Because it has qualities that conventional sintered brake pads and the like do not have such as heat and wear/erosion resistance under extreme temperatures, the above-described FRCMC brake material of this invention can be made into a replaceable brake pad for use in any brake system employing brake pads. Such an aircraft brake stack 22' is depicted in Figure 5. The conventional steel rotors 10' and stators 20 have brake pads 16' according to the present invention covering their braking surfaces. Thus, instead of having to replace the rotors 10' and stators 20 as required with the present

steel/steel and carbon/carbon brakes, the brakes can be "relined' in the manner of automotive brakes thereby greatly reducing the time and cost involved.

Originally, automotive brake pads were riveted to the brake shoes carrying them. More recently with the advent of appropriate adhesives, so-called "bonded" brake pads have been employed wherein the pads are attached with adhesive to the shoes. This reduces the incidence of the rivets "scoring" the brake drums or brake rotors when the brake pads wear down too far past the point of needing replacement. With the bonded brake pads, the pads must wear to the point that the shoe itself is contacting the drum or rotor before damage can occur. Unfortunately, there is no commercially available adhesive or bonding method that can attach the brake pads 16' to the rotors 10' and stators 20 and resist the temperatures generated during braking. Thus, an alternate method of bonding the pads 16' to the rotors 10' and stators 20 must be employed.

One approach as depicted in Figures 6 and 7 and adapted for "relining" the rotors

10' and stators 20 is to employ rivets 26. As depicted in Figure 6, the old pad 16' is first removed and discarded. As depicted in Figure 7, the new pad 16' is then positioned on the rotor 10' and riveted in place with rivets 26. Following the riveting, the surface 28 of the pad 16' can be ground smooth and parallel if necessary.

In another approach not intended for relining but lower production costs as depicted in Figure 8, the pads 16" are provided with gripping members 30 extending from the rear thereof. Since the pads 16" are able to withstand extremes of temperature including that of molten metal, the rotor 10' (or stator 20) can be cast onto the pad(s) 16". The pads 16" are placed within a mold 34 for the part to be cast (rotor 10' or stator 20). The molten metal 32 is then poured into the mold 34 and allowed to harden. The finished part is then removed and machined or otherwise finished as necessary.

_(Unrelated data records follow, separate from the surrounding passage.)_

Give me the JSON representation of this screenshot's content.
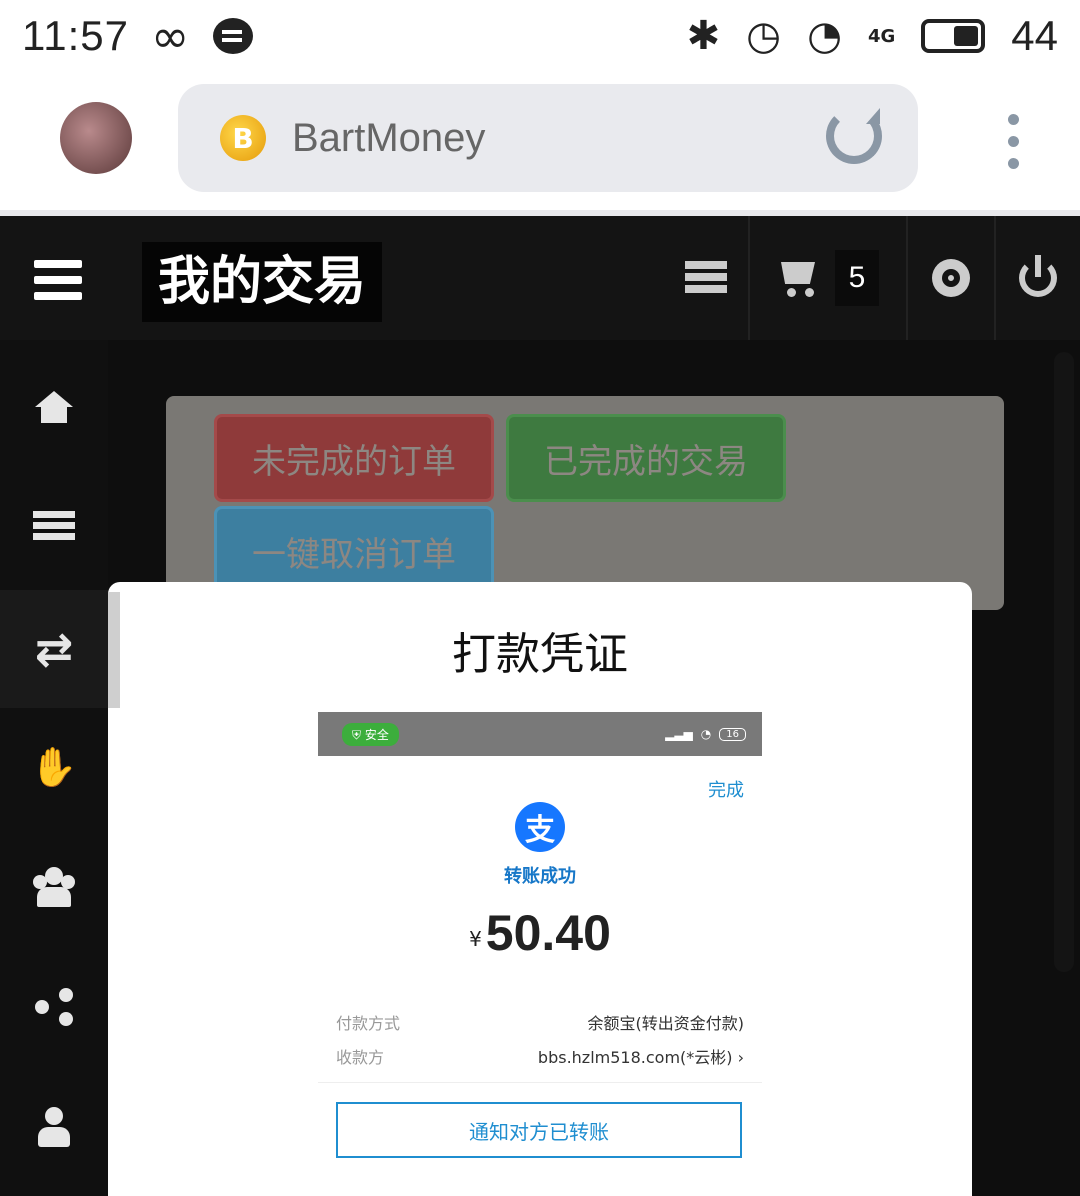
{
  "status_bar": {
    "time": "11:57",
    "infinity": "∞",
    "signal_label": "4G",
    "battery": "44"
  },
  "browser": {
    "site_logo": "B",
    "url": "BartMoney"
  },
  "header": {
    "title": "我的交易",
    "cart_count": "5"
  },
  "panel": {
    "btn_unfinished": "未完成的订单",
    "btn_finished": "已完成的交易",
    "btn_cancel_all": "一键取消订单"
  },
  "modal": {
    "title": "打款凭证",
    "receipt": {
      "safe_badge": "安全",
      "battery": "16",
      "done": "完成",
      "icon_char": "支",
      "success": "转账成功",
      "currency": "¥",
      "amount": "50.40",
      "pay_method_label": "付款方式",
      "pay_method_value": "余额宝(转出资金付款)",
      "payee_label": "收款方",
      "payee_value": "bbs.hzlm518.com(*云彬) ›",
      "notify_button": "通知对方已转账"
    }
  },
  "colors": {
    "header_bg": "#141414",
    "panel_bg": "#7a7874",
    "btn_red": "#8f3a3a",
    "btn_green": "#3e7a40",
    "btn_blue": "#3d7fa0",
    "alipay_blue": "#1677ff"
  }
}
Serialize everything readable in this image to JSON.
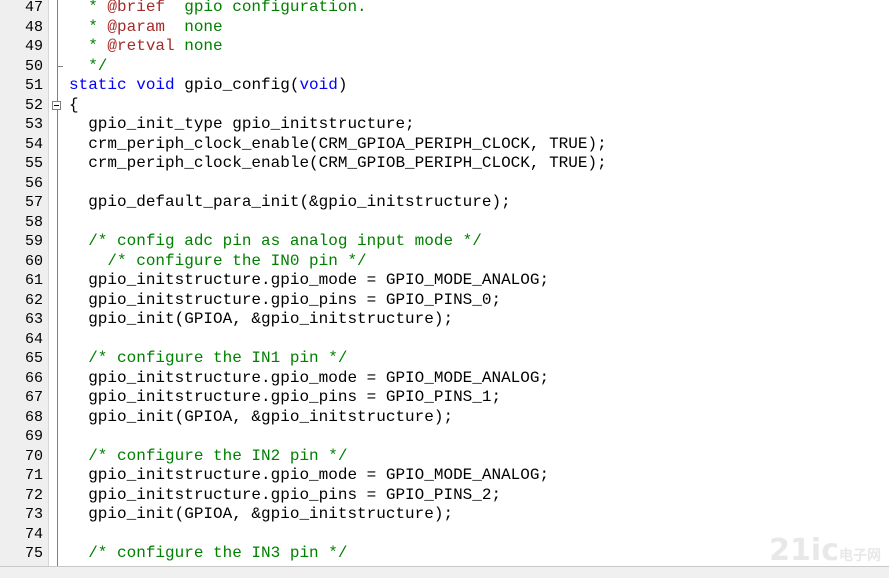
{
  "editor": {
    "lines": [
      {
        "num": "47",
        "segments": [
          {
            "t": "  * ",
            "c": "cm"
          },
          {
            "t": "@brief",
            "c": "dc"
          },
          {
            "t": "  gpio configuration.",
            "c": "cm"
          }
        ]
      },
      {
        "num": "48",
        "segments": [
          {
            "t": "  * ",
            "c": "cm"
          },
          {
            "t": "@param",
            "c": "dc"
          },
          {
            "t": "  none",
            "c": "cm"
          }
        ]
      },
      {
        "num": "49",
        "segments": [
          {
            "t": "  * ",
            "c": "cm"
          },
          {
            "t": "@retval",
            "c": "dc"
          },
          {
            "t": " none",
            "c": "cm"
          }
        ]
      },
      {
        "num": "50",
        "segments": [
          {
            "t": "  */",
            "c": "cm"
          }
        ]
      },
      {
        "num": "51",
        "segments": [
          {
            "t": "static",
            "c": "kw"
          },
          {
            "t": " "
          },
          {
            "t": "void",
            "c": "kw"
          },
          {
            "t": " gpio_config("
          },
          {
            "t": "void",
            "c": "kw"
          },
          {
            "t": ")"
          }
        ]
      },
      {
        "num": "52",
        "segments": [
          {
            "t": "{"
          }
        ]
      },
      {
        "num": "53",
        "segments": [
          {
            "t": "  gpio_init_type gpio_initstructure;"
          }
        ]
      },
      {
        "num": "54",
        "segments": [
          {
            "t": "  crm_periph_clock_enable(CRM_GPIOA_PERIPH_CLOCK, TRUE);"
          }
        ]
      },
      {
        "num": "55",
        "segments": [
          {
            "t": "  crm_periph_clock_enable(CRM_GPIOB_PERIPH_CLOCK, TRUE);"
          }
        ]
      },
      {
        "num": "56",
        "segments": []
      },
      {
        "num": "57",
        "segments": [
          {
            "t": "  gpio_default_para_init(&gpio_initstructure);"
          }
        ]
      },
      {
        "num": "58",
        "segments": []
      },
      {
        "num": "59",
        "segments": [
          {
            "t": "  /* config adc pin as analog input mode */",
            "c": "cm"
          }
        ]
      },
      {
        "num": "60",
        "segments": [
          {
            "t": "    /* configure the IN0 pin */",
            "c": "cm"
          }
        ]
      },
      {
        "num": "61",
        "segments": [
          {
            "t": "  gpio_initstructure.gpio_mode = GPIO_MODE_ANALOG;"
          }
        ]
      },
      {
        "num": "62",
        "segments": [
          {
            "t": "  gpio_initstructure.gpio_pins = GPIO_PINS_0;"
          }
        ]
      },
      {
        "num": "63",
        "segments": [
          {
            "t": "  gpio_init(GPIOA, &gpio_initstructure);"
          }
        ]
      },
      {
        "num": "64",
        "segments": []
      },
      {
        "num": "65",
        "segments": [
          {
            "t": "  /* configure the IN1 pin */",
            "c": "cm"
          }
        ]
      },
      {
        "num": "66",
        "segments": [
          {
            "t": "  gpio_initstructure.gpio_mode = GPIO_MODE_ANALOG;"
          }
        ]
      },
      {
        "num": "67",
        "segments": [
          {
            "t": "  gpio_initstructure.gpio_pins = GPIO_PINS_1;"
          }
        ]
      },
      {
        "num": "68",
        "segments": [
          {
            "t": "  gpio_init(GPIOA, &gpio_initstructure);"
          }
        ]
      },
      {
        "num": "69",
        "segments": []
      },
      {
        "num": "70",
        "segments": [
          {
            "t": "  /* configure the IN2 pin */",
            "c": "cm"
          }
        ]
      },
      {
        "num": "71",
        "segments": [
          {
            "t": "  gpio_initstructure.gpio_mode = GPIO_MODE_ANALOG;"
          }
        ]
      },
      {
        "num": "72",
        "segments": [
          {
            "t": "  gpio_initstructure.gpio_pins = GPIO_PINS_2;"
          }
        ]
      },
      {
        "num": "73",
        "segments": [
          {
            "t": "  gpio_init(GPIOA, &gpio_initstructure);"
          }
        ]
      },
      {
        "num": "74",
        "segments": []
      },
      {
        "num": "75",
        "segments": [
          {
            "t": "  /* configure the IN3 pin */",
            "c": "cm"
          }
        ]
      }
    ],
    "fold": {
      "start_line": "52",
      "collapse_icon": "fold-collapse-icon"
    }
  },
  "colors": {
    "keyword": "#0000ff",
    "comment": "#008000",
    "doc_tag": "#a52a2a",
    "text": "#000000",
    "gutter_bg": "#efefef"
  },
  "watermark": {
    "text": "21ic",
    "cn": "电子网"
  }
}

One can also fabricate rotors and pads for automobile scale brake applications from the polymer-derived ceramic composite system that require no metal reinforcement.

The brake pad consisting only of the ceramic material is pressed between the brake caliper and the brake rotor. The brake rotor can also be an all ceramic material bolted or pinned directly to the wheel hub, or the rotor can be made of traditional steels like current technology rotors or preferably metal matrix composites (such as ALCAN's F3S2OS alloy) for additional wear resistance when running against ceramic brake pads.

And finally, the complete rotor and stator can be made from FRCMC without the need for any metal support structure and thereby eliminating the problems associated with the bonding and/or riveting of friction materials to structural members of the brake assembly.